3NF:  Eliminate Columns Not Dependent On Key - If attributes do not contribute to a description of the key, remove them to a separate table.

Bitmap Indexes

Oracle's two major index types are Bitmap indexes and B-Tree indexes. B-Tree indexes are the regular type that OLTP systems make much use of, and bitmap indexes are a highly compressed index type that tends to be used primarily for data warehouses.

Characteristic of Bitmap Indexes
@@For columns with very few unique values (low cardinality)
Columns that have low cardinality are good candidates (if the cardinality of a column is <= 0.1 %  that the column is ideal candidate, consider also 0.2% – 1%)

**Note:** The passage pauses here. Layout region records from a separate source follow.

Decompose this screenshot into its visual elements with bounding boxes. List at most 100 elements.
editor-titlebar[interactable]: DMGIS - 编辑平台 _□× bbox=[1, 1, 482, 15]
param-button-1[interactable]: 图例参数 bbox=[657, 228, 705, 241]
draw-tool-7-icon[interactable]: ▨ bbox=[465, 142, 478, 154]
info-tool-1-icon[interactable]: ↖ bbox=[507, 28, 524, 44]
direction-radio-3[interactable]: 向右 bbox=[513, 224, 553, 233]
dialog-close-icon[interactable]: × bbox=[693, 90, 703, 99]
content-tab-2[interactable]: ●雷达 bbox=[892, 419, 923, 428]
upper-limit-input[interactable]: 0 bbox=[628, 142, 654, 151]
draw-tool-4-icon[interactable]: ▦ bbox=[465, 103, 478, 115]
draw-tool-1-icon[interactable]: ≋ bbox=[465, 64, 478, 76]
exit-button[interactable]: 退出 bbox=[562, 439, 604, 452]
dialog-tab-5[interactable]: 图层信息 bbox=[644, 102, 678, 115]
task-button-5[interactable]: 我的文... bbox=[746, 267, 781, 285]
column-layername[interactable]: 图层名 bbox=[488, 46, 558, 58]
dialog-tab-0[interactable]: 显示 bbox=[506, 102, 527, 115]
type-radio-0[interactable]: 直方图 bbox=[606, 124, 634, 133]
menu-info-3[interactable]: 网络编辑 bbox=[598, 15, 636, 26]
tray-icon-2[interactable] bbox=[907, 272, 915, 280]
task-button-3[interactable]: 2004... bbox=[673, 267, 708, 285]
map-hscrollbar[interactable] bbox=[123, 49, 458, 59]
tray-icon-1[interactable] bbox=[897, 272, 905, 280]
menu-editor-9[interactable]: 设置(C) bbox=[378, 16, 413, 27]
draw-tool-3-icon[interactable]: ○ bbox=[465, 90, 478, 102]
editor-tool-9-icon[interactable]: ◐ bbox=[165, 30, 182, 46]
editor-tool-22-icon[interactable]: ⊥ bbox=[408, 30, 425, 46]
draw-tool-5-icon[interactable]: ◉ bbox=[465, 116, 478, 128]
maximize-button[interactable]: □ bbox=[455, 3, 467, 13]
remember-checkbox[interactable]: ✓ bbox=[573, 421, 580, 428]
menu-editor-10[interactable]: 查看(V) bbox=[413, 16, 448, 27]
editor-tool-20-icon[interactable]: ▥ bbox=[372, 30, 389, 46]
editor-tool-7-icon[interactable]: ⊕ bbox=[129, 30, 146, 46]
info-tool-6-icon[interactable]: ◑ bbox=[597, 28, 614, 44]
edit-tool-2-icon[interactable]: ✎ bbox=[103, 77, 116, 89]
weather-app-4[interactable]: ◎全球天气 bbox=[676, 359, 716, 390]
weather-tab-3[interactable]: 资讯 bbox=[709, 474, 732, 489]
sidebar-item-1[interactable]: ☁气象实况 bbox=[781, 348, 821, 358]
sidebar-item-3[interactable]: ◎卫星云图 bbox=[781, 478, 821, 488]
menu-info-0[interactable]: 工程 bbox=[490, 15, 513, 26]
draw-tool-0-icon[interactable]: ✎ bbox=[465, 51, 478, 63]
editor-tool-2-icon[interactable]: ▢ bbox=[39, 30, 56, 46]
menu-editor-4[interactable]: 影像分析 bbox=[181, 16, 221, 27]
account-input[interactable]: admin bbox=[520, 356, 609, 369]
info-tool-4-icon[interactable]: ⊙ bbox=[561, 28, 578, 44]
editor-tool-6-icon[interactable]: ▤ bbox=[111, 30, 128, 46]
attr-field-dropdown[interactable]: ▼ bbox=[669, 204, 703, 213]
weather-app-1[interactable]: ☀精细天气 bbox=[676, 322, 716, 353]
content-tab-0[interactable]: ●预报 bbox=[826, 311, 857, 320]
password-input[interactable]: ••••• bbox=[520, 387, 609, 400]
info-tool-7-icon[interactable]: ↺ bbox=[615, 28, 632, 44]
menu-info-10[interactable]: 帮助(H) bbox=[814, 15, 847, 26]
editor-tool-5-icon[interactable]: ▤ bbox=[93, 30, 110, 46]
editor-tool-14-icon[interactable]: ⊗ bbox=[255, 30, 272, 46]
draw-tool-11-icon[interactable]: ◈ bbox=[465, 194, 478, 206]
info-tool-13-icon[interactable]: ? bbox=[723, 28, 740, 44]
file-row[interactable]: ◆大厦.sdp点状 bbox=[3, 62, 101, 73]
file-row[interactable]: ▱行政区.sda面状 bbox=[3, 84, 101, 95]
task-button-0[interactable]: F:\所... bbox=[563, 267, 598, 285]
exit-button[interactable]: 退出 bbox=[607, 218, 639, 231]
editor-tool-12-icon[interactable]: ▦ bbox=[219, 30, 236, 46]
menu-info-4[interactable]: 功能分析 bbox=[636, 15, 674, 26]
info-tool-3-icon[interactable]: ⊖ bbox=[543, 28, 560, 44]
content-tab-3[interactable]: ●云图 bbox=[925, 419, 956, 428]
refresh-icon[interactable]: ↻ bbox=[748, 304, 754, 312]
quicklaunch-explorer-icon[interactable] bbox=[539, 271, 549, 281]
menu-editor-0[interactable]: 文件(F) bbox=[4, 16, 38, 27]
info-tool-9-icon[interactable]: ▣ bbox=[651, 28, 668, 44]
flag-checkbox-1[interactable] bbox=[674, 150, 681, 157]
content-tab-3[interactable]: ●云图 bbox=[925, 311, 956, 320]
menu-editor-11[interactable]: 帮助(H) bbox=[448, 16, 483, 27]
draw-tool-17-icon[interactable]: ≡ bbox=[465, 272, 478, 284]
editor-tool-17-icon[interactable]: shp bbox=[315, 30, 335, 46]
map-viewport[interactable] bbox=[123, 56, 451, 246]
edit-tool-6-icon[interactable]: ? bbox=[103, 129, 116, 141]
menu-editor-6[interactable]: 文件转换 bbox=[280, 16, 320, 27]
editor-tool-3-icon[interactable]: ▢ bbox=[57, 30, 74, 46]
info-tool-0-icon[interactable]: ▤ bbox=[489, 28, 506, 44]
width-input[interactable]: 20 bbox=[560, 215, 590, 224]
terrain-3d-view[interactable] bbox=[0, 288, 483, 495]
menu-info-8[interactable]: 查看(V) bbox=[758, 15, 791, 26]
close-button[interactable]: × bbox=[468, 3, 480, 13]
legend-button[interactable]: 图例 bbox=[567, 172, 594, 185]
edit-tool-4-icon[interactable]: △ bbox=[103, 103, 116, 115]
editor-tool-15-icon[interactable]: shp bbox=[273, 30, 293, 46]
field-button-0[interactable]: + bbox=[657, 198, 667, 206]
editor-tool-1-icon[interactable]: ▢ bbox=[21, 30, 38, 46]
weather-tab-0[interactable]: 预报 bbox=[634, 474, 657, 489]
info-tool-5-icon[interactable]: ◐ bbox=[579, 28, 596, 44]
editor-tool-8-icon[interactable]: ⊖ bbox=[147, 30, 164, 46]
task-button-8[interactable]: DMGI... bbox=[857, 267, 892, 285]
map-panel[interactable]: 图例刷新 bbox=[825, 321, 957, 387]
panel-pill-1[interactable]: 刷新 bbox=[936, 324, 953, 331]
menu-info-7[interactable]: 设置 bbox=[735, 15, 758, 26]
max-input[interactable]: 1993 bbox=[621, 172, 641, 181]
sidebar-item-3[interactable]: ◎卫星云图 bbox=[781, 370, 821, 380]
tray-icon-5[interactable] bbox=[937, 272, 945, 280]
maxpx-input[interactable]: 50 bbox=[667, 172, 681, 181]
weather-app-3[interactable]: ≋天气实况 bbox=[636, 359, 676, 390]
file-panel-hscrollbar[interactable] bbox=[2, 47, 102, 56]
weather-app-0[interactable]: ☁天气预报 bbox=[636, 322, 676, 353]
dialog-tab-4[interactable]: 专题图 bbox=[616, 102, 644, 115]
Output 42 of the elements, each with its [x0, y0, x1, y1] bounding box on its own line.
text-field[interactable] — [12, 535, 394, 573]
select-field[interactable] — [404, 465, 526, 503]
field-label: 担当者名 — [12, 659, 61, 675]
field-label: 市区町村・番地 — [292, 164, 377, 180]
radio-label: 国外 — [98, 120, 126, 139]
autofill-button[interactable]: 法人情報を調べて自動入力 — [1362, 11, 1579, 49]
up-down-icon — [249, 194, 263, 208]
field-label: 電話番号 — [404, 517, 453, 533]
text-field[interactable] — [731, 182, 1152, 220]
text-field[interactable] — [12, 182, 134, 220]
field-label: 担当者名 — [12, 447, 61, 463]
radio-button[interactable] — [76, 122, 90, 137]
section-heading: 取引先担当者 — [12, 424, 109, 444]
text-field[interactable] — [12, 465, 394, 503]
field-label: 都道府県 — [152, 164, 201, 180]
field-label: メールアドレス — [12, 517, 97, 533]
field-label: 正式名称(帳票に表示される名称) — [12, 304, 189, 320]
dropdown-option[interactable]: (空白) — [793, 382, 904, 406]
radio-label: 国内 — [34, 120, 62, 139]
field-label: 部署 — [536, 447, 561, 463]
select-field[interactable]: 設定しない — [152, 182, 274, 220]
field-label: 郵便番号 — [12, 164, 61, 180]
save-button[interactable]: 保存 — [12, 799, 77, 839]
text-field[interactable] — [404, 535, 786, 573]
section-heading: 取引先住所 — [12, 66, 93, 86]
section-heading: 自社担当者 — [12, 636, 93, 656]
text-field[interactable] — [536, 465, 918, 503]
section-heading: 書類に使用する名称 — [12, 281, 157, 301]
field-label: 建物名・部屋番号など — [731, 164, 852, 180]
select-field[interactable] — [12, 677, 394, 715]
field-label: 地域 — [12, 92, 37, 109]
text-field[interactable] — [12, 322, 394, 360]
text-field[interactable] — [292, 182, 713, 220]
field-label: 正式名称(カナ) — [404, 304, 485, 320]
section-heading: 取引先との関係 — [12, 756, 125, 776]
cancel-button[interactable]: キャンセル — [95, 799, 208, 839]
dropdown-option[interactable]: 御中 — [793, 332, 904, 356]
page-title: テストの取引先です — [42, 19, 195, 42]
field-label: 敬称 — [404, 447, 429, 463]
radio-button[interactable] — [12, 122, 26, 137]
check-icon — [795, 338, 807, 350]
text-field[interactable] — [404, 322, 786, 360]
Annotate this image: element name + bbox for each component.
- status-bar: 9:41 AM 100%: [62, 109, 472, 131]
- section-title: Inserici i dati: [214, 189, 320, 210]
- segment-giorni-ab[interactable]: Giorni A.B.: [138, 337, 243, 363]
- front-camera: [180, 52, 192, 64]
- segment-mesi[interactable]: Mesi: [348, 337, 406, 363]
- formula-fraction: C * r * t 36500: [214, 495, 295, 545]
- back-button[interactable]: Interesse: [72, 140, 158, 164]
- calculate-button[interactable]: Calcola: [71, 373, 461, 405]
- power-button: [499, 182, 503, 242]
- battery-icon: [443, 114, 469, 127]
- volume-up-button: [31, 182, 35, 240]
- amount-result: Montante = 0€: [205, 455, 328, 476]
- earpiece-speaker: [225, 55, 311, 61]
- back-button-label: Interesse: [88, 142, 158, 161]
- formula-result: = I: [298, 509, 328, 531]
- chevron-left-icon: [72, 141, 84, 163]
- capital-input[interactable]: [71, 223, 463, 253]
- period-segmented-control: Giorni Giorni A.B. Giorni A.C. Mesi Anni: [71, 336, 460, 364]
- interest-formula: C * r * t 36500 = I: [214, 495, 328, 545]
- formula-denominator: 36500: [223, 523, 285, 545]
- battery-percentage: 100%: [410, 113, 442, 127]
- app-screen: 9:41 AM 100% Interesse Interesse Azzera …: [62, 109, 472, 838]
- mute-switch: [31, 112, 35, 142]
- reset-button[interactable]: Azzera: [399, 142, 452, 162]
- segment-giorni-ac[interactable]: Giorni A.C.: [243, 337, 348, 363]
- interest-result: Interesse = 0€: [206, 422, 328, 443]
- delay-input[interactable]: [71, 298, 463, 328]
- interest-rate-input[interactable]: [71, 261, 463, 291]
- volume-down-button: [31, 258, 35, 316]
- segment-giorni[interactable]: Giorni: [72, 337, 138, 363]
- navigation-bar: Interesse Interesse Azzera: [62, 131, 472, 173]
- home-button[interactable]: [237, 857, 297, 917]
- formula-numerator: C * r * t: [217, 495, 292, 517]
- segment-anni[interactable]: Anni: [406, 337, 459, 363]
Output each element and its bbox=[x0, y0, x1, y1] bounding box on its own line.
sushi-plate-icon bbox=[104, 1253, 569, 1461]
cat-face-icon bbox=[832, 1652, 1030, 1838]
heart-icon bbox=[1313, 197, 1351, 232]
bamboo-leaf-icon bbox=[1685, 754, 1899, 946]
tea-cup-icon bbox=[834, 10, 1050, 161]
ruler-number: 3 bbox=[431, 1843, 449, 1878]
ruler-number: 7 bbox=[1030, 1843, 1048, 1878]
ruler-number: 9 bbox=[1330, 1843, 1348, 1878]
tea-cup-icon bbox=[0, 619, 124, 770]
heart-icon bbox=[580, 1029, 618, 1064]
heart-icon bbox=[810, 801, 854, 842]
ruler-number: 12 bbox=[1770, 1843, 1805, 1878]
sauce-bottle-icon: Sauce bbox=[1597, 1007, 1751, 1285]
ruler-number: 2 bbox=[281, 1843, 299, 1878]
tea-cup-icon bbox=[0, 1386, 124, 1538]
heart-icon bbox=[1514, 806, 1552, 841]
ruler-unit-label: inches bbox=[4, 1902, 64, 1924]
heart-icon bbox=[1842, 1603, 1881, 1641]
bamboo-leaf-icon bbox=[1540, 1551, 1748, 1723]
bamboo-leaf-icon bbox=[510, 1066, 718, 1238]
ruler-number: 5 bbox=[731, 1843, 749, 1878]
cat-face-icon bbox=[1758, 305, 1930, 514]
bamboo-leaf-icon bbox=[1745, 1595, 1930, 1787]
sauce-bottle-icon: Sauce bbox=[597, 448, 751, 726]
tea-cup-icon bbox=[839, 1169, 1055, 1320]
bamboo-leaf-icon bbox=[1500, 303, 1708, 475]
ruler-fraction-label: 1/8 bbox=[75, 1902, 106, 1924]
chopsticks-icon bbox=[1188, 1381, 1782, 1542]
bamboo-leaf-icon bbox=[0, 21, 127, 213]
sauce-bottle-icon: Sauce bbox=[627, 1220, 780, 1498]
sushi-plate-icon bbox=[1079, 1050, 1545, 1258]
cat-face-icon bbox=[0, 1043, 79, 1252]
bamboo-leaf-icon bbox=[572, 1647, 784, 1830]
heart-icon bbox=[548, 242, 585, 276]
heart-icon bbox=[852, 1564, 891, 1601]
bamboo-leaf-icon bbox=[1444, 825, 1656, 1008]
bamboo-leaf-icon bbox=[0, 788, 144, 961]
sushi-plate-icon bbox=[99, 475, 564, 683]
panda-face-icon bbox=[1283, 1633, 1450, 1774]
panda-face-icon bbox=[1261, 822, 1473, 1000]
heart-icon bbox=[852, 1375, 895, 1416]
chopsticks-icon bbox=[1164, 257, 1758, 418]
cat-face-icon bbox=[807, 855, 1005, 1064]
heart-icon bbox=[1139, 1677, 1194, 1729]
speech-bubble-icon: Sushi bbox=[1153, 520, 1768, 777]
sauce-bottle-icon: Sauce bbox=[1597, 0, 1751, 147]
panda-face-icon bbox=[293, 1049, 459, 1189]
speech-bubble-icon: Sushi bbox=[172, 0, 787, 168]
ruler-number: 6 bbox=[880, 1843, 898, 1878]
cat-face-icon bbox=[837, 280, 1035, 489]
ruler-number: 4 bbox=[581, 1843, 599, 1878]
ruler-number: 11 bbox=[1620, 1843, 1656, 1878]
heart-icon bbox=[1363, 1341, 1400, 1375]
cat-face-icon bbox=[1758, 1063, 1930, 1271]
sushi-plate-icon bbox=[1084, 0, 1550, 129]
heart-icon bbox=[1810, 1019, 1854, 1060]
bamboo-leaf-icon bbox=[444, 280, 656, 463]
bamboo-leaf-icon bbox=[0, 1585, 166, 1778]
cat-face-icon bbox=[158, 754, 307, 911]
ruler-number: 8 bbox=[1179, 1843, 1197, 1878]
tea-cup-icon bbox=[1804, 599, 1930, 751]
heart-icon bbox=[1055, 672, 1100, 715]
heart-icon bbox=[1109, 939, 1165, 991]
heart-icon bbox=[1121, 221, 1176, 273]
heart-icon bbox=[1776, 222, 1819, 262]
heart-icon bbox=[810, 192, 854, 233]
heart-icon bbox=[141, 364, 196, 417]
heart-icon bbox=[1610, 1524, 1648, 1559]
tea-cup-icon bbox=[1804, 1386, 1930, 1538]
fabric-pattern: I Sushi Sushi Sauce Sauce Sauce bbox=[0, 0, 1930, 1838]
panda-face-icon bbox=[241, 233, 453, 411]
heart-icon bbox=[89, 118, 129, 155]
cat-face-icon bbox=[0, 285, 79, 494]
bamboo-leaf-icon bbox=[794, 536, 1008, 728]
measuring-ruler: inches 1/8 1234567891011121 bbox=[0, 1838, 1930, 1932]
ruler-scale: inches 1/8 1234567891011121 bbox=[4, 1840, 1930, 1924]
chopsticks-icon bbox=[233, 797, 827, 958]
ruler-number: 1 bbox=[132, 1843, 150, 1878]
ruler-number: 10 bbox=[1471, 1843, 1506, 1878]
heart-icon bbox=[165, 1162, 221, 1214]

@@Tables that have no or little insert/update are good candidates (static data in warehouse)
@@Stream of bits: each bit relates to a column value in a single row of table
create bitmap index person_region on person (region);

        Row     Region   North   East   West   South
        1       North        1      0      0       0
        2       East         0      1      0       0
        3       West         0      0      1       0
        4       West         0      0      1       0
        5       South        0      0      0       1
        6       North        1      0      0       0

Advantage of Bitmap Indexes
The advantages of them are that they have a highly compressed structure, making them fast to read and their structure makes it possible for the system to combine multiple indexes together for fast access to the underlying table.
Compressed indexes, like bitmap indexes, represent a trade-off between CPU usage and disk space usage. A compressed structure is faster to read from disk but takes additional CPU cycles to decompress for access - an uncompressed structure imposes a lower CPU load but requires more bandwidth to read in a short time.
One belief concerning bitmap indexes is that they are only suitable for indexing low-cardinality data. This is not necessarily true, and bitmap indexes can be used very successfully for indexing columns with many thousands of different values.

Disadvantage of Bitmap Indexes
The reason for confining bitmap indexes to data warehouses is that the overhead on maintaining them is enormous. A modification to a bitmap index requires a great deal more work on behalf of the system than a modification to a b-tree index. In addition, the concurrency for modifications on bitmap indexes is dreadful.